In a recent anatomical paper, which appeared in the March 2, 2005, issue of the Journal of Neuroscience, Chun and his colleagues at Scripps investigated the frequency of neuronal aneuploidy in humans via fluorescent in situ hybridization, or FISH. The scientists studied samples of normal postmortem brains and analyzed the frequency of trisomy 21 cells. Chun and his colleagues chose to focus on trisomy 21 because it has a good control group available: samples from Down syndrome patients. Roughly 4 percent of the cells Chun and his colleagues studied showed aneuploidy. Trisomy was the most frequent form of aneuploidy, but they also found cells with either one or four copies of chromosome 21. The authors concluded that several types of human brain cells can be aneuploid and that the resulting mosaicism is a normal feature of the human brain.

A second paper appeared in the April 26, 2005, issue of the Proceedings of the National Academy of Sciences. The Journal of Neuroscience paper, which was based on analysis of postmortem human brain samples, could not determine whether the aneuploidy they observed had been in functional neurons. In the PNAS paper, Chun and his colleagues used a combination of anatomical studies, connection tracing and activation markers to determine in greater detail what sort of cells show one particular kind of aneuploidy - extra copies of male sex chromosomes - in mice.
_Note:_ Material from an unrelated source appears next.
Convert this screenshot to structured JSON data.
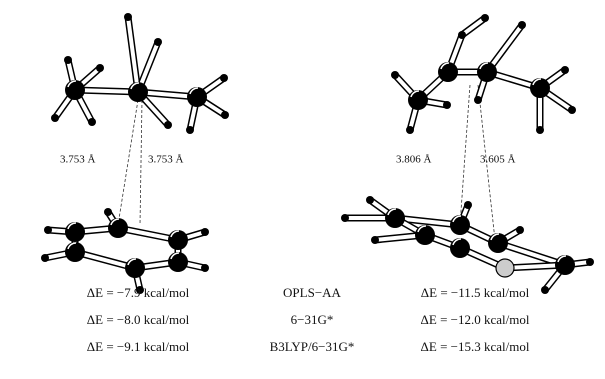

The authors found strong evidence that aneuploidy is not limited to what Chun called "garbagy" cells; instead, they found about 0.2 percent of the cells they studied were both hyperploid for either the X or the Y chromosome, and active neurons that were part of functional circuits in multiple brain areas. The authors noted that even though that likely is a conservative estimate of the actual number of such cells, it is already substantially higher than the number of cells undergoing other "neurobiologically relevant phenomena," such as neurogenesis.

What's It Good For?

The functional consequences of aneuploidy are still completely uncharted territory, but Chun suggested a few logical possibilities that stem from the characteristics of neurons. "Neurons don't proliferate, so what else might they do? They could die, or they could become hyperactive," he said, noting that neurodegenerative diseases and epilepsy, respectively, would be consistent with such neural malfunctioning.

"If you look at the major neuropsychiatric diseases, they are all sporadic, and they are broad in presentation. You can't peg them to a specific gene, and even when you can identify genes and familial cases, those only account for a small percentage of cases - maybe 5 percent in ALS and 10 percent in Alzheimer's. So 90 percent or more of the cases are sporadic - why is that? Perhaps mosaicism is part of those diseases," Chun said.

He suggested that an increase in the number of neurons that are aneuploid for specific chromosomes in a given disease could give valuable clues to the underlying biological mechanisms behind it.

Chun also pointed out that depending on just how wildly one is willing to speculate, differences in aneuploidy could be one mechanism for individual differences in health, as well as disease. "If you look at the population, we are not identical," Chun said. "So where does that come from? The standard answer is that it's in the environment and the genes. Well, maybe this is another mechanism."